Reports of Apple’s inability to patent the interface software in its popular iPod music player and Microsoft’s efforts to stake its claim to such technology through its own patent application have sparked wide speculation that Microsoft might make royalties off the Apple devices, which sold to the tune of nearly 20 million units in the last year.
However, legal experts and industry analysts highlighted the lengthy process and potential hurdles to a Microsoft claim on the MP3 music organizer and player, and indicated that an AppleInsider and subsequent reports make a bigger story of what is standard patent procedure.

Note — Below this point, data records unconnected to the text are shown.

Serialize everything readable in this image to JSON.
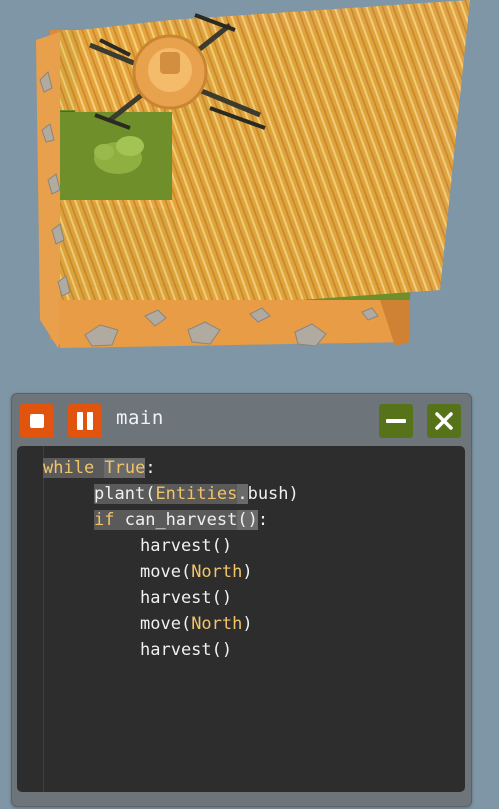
{
  "editor": {
    "title": "main",
    "buttons": {
      "stop": "stop-icon",
      "pause": "pause-icon",
      "minimize": "minimize-icon",
      "close": "close-icon"
    },
    "code": {
      "l1_kw": "while",
      "l1_val": "True",
      "l1_end": ":",
      "l2_fn": "plant",
      "l2_open": "(",
      "l2_ent": "Entities",
      "l2_dot": ".",
      "l2_attr": "bush",
      "l2_close": ")",
      "l3_kw": "if",
      "l3_fn": "can_harvest",
      "l3_paren": "()",
      "l3_end": ":",
      "l4": "harvest()",
      "l5_fn": "move(",
      "l5_arg": "North",
      "l5_close": ")",
      "l6": "harvest()",
      "l7_fn": "move(",
      "l7_arg": "North",
      "l7_close": ")",
      "l8": "harvest()"
    }
  },
  "colors": {
    "background": "#7f96a6",
    "grass": "#6f8f2a",
    "dirt_block": "#e8a04c",
    "wheat": "#f0b44a",
    "button_orange": "#e0540e",
    "button_green": "#57731a",
    "code_keyword": "#f2c469"
  },
  "scene": {
    "objects": [
      "farm-plot",
      "drone",
      "bush",
      "wheat-field",
      "rocks"
    ]
  }
}
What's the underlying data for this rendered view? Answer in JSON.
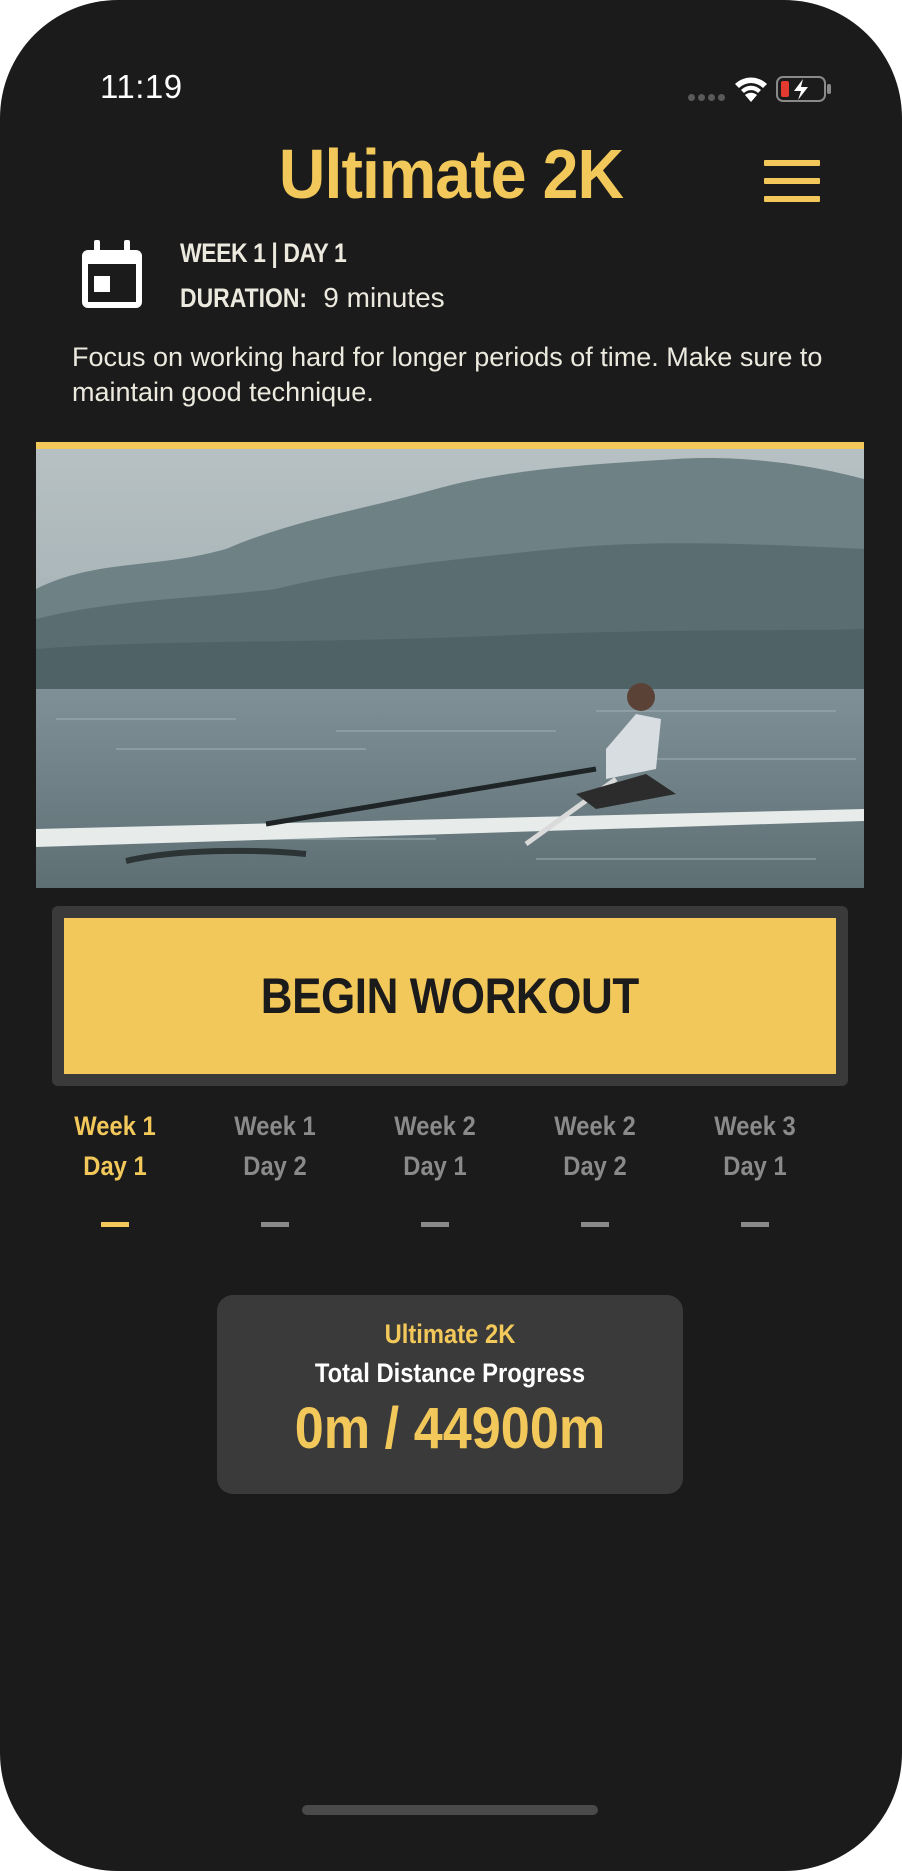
{
  "status_bar": {
    "time": "11:19",
    "icons": [
      "signal-icon",
      "wifi-icon",
      "battery-charging-icon"
    ]
  },
  "header": {
    "title": "Ultimate 2K",
    "menu_icon": "hamburger-menu-icon"
  },
  "workout": {
    "icon": "calendar-icon",
    "week_day": "WEEK 1 | DAY 1",
    "duration_label": "DURATION:",
    "duration_value": "9 minutes",
    "description": "Focus on working hard for longer periods of time. Make sure to maintain good technique."
  },
  "hero_image": {
    "alt": "rower-on-misty-lake"
  },
  "begin_button": {
    "label": "BEGIN WORKOUT"
  },
  "schedule": {
    "items": [
      {
        "week": "Week 1",
        "day": "Day 1",
        "active": true
      },
      {
        "week": "Week 1",
        "day": "Day 2",
        "active": false
      },
      {
        "week": "Week 2",
        "day": "Day 1",
        "active": false
      },
      {
        "week": "Week 2",
        "day": "Day 2",
        "active": false
      },
      {
        "week": "Week 3",
        "day": "Day 1",
        "active": false
      }
    ]
  },
  "progress": {
    "program": "Ultimate 2K",
    "label": "Total Distance Progress",
    "value": "0m / 44900m"
  },
  "colors": {
    "accent": "#f3c85a",
    "background": "#1b1b1b",
    "card": "#3a3a3a",
    "inactive": "#8a8a8a"
  }
}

“All that has happened is Apple’s patent has received final rejection, and that is a non-event,” patent attorney and Townsend and Townsend and Crew partner Roger Cook told TechNewsWorld. “This is really making a mountain out of a molehill.”
Testing the Waters
While the rejection of Apple’s patent application for iPod technology — reportedly the player’s software interface and menus — has been described as a mistake or a major setback for the company, Cook said patent applicants typically “test the waters” of what their patents cover, and final rejection is common to nearly all patents. Cook said Apple will simply have to file another patent application that meets the parameters set by the patent examiners.
There has also been much made of the fact that part of the rejection was because of an earlier patent application that links back to Microsoft. Reports stated that the software giant might be entitled to as much as US$10 per iPod device, but Cook again said the facts were being added up incorrectly.
Cook called the prior patent application “again, a non-event,” and stressed the difference between Microsoft’s patent application and any kind of patent claim, which has not happened.
“It doesn’t even rise to the level of [patent] interference, yet,” he said.
Cook said that even if the patents from the two technology giants intersected or interfered with one another, the U.S. Patent Office and both applicants could either resolve issues within the patent office or through federal litigation.
Although he noted Microsoft’s effort to aggressively build up and enforce a patent portfolio, Cook again said patents typically evolve through applications and rejections, one of which is granted free to patent applicants. Furthermore, patents are frequently challenged and can be invalidated by prior works that impact validity and enforceability.
“Once a patent is granted, it’s not a sure thing at all,” Cook said. “It’s by no means a sure thing that [Microsoft] would have a valid legal position against Apple. It would be a question of who invented it first.”
Yankee Group senior analyst Laura DiDio, who echoed the idea that patents are not final once approved, indicated the patent matter may be more about image at this point.
“What we’re really talking about here is posturing,” she told TechNewsWorld.
DiDio observed that although Microsoft is unlikely to overtly, aggressively pursue a potential iPod patent claim for fear of looking like a bully, the software giant is also looking to increase its revenue from royalties and patent enforcement.
“That said, clearly Bill Gates and Steve Jobs have a long history,” she added, referring to Microsoft’s patent win over Apple on its graphical user interface (GUI). “Do I expect a public squabble on this? No. What’s more likely is, Steve’s people will call Bill’s people, and at some point, they will sit down and accommodate each other.”